Défiscalisation des "heures sup" : une mesure à contre temps, selon les entreprises

La plupart des entreprises affichent une attitude maussade face à la défiscalisation des heures supplémentaires, qui entre en vigueur aujourd'hui. Même si certaines d'entres elles pensent s'en servir pour faciliter leur recrutement.

Après les félicitations adressées au gouvernement, lors de l'annonce de la défiscalisation des heures supplémentaires, la plupart des entreprises affichent une mauvaise grimace une fois les détails de la mesure connus et décortiqués et les calculettes éteintes. Le dispositif, qui entre en vigueur ce lundi, leur semble aller à contre temps de la réalité de l'heure. Même si certaines d'entre elles constatent que des heures supplémentaires moins coûteuses les aideront à résoudre leurs difficultés de recrutement.

- Une croissance en berne
Les prévisions macroéconomiques ne sont pas au beau fixe. Les entreprises scrutent avec inquiétude leurs carnets de commande. Comment, alors, pourraient-elles accroître le nombre de leurs heures supplémentaires, même si celles-ci leur coûtent moins cher ? Pire, certains DRH (directeurs des ressources humaines) ont calculé que l'avantage financier ne serait pas gigantesque pour l'entreprise. Pas de quoi, en tout cas, l'inciter à travailler plus.

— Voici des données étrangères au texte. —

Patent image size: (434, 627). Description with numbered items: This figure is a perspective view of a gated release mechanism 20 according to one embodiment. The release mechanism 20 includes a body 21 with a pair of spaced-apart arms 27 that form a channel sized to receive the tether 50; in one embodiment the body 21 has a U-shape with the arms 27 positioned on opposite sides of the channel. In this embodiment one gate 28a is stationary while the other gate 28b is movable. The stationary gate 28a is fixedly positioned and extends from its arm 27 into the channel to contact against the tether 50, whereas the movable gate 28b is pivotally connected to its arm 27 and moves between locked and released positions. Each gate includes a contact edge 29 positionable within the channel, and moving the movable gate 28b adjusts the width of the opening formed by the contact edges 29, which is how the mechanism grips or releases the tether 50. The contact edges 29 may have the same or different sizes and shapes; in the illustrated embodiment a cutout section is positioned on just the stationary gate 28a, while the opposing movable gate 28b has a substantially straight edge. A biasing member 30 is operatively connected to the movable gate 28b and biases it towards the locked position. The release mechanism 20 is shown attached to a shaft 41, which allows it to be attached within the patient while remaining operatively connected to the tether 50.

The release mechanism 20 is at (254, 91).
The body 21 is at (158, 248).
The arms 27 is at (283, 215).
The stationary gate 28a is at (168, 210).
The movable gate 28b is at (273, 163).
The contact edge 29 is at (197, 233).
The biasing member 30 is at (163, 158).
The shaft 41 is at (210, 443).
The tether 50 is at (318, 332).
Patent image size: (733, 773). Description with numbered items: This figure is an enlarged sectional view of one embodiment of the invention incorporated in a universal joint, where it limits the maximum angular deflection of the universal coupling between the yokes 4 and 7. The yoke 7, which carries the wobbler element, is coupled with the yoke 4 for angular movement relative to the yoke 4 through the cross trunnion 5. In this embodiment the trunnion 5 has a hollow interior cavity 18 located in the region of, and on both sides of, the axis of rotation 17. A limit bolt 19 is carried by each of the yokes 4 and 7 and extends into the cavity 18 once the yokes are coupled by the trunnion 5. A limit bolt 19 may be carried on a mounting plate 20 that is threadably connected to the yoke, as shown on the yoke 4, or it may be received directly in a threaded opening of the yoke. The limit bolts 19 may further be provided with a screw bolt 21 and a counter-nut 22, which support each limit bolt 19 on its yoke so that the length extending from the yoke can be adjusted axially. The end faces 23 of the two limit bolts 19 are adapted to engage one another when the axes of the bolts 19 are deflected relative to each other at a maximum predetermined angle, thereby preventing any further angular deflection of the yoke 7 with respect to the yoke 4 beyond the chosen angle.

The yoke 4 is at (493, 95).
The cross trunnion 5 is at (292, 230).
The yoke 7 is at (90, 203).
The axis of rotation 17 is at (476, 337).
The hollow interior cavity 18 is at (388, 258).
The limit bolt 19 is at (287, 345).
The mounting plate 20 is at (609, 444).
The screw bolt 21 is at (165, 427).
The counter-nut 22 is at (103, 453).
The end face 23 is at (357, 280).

- Un détricotage des 35 heures déjà réalisé
Le dispositif vise, par effet induit, à glisser un peu de souplesse dans la loi des 35 heures. Or, les entreprises, notamment dans l'industrie, ont signé des accords d'annualisation du temps de travail pour adapter le temps de travail au rythme de l'activité sans payer d'heures supplémentaires. Un peu plus de la moitié des branches sont concernées, dont l'automobile ou la distribution. Pour elles, cette mesure est au mieux improductive, au pire contreproductive. A côté, les secteurs qui emploient majoritairement des cadres, employés au forfait, ne sont pas concernés. Les SSII, les banques, les assurances trouvent un intérêt limité à cette mesure.

- Un vrai effet négatif
Les entreprises de moins de 20 salariés soulignent à l'envie que, en raison de la majoration des heures supplémentaires à 25% pour elles, le coût du travail s'accroît pour les employés recevant 1,3 fois le Smic. Le gouvernement confirme l'analyse même s'il place le seuil à 1,45 fois le Smic.

- Une aide au recrutement
En revanche, les entreprises qui manquent de personnel, comme le BTP, l'hôtellerie-restauration ou les services à la personne affichent un sourire satisfait. Ces secteurs, dont l'activité est souvent bridée par la difficulté de trouver du personnel voient leurs difficultés résolues. Ces secteurs, à la faible attractivité, disposent dès aujourd'hui d'un argument sonnant et trébuchant pour convaincre de potentiels salariés de "travailler plus pour gagner plus". Chez elles.

La CGPME, globalement satisfaite, émet des réserves
La Confédération générale des petites et moyennes entreprises (CGPME) a réaffirmé lundi son soutien aux nouvelles dispositions en faveur des heures supplémentaires tout en soulignant son "surcoût" pour les chefs d'entreprises de moins de 21 salariés. "Inciter financièrement les salariés à travailler plus rompt enfin avec la logique du toujours moins qui prévalait depuis l'entrée en vigueur des 35 heures", se félicite l'organisation patronale. "Pour autant, il est regrettable que la Confédération, qui a appelé à de multiples reprises l'attention des pouvoirs publics sur le surcoût engendré par le nouveau dispositif pour les chefs d'entreprises de moins de 21 salariés, n'ait pas été entendue", poursuit-elle. "En effet, la majoration de la rémunération des heures supplémentaires non plus au taux de 10% mais au taux de 25%" fera perdre aux entreprises de moins de 21 salariés "l'avantage compétitif dont elles bénéficiaient jusqu'à présent", estime la GCPME. Selon elle, la déduction forfaitaire de cotisations patronales de 1,5 euro par heure supplémentaire, qui entre en vigueur ce lundi, ne couvre en effet "le surcoût engendré que pour les salariés dont la rémunération n'excède pas 1,3 SMIC". Selon l'Observatoire français des conjonctures économiques (OFCE), le salaire moyen dans les entreprises de 20 salariés ou moins est égal à 1,33 fois le salaire minimum. Environ 75% du contingent d'heures supplémentaires effectuées chaque année en France (environ 900 millions au total) est réalisé dans ces petites entreprises, toujours selon l'OFCE.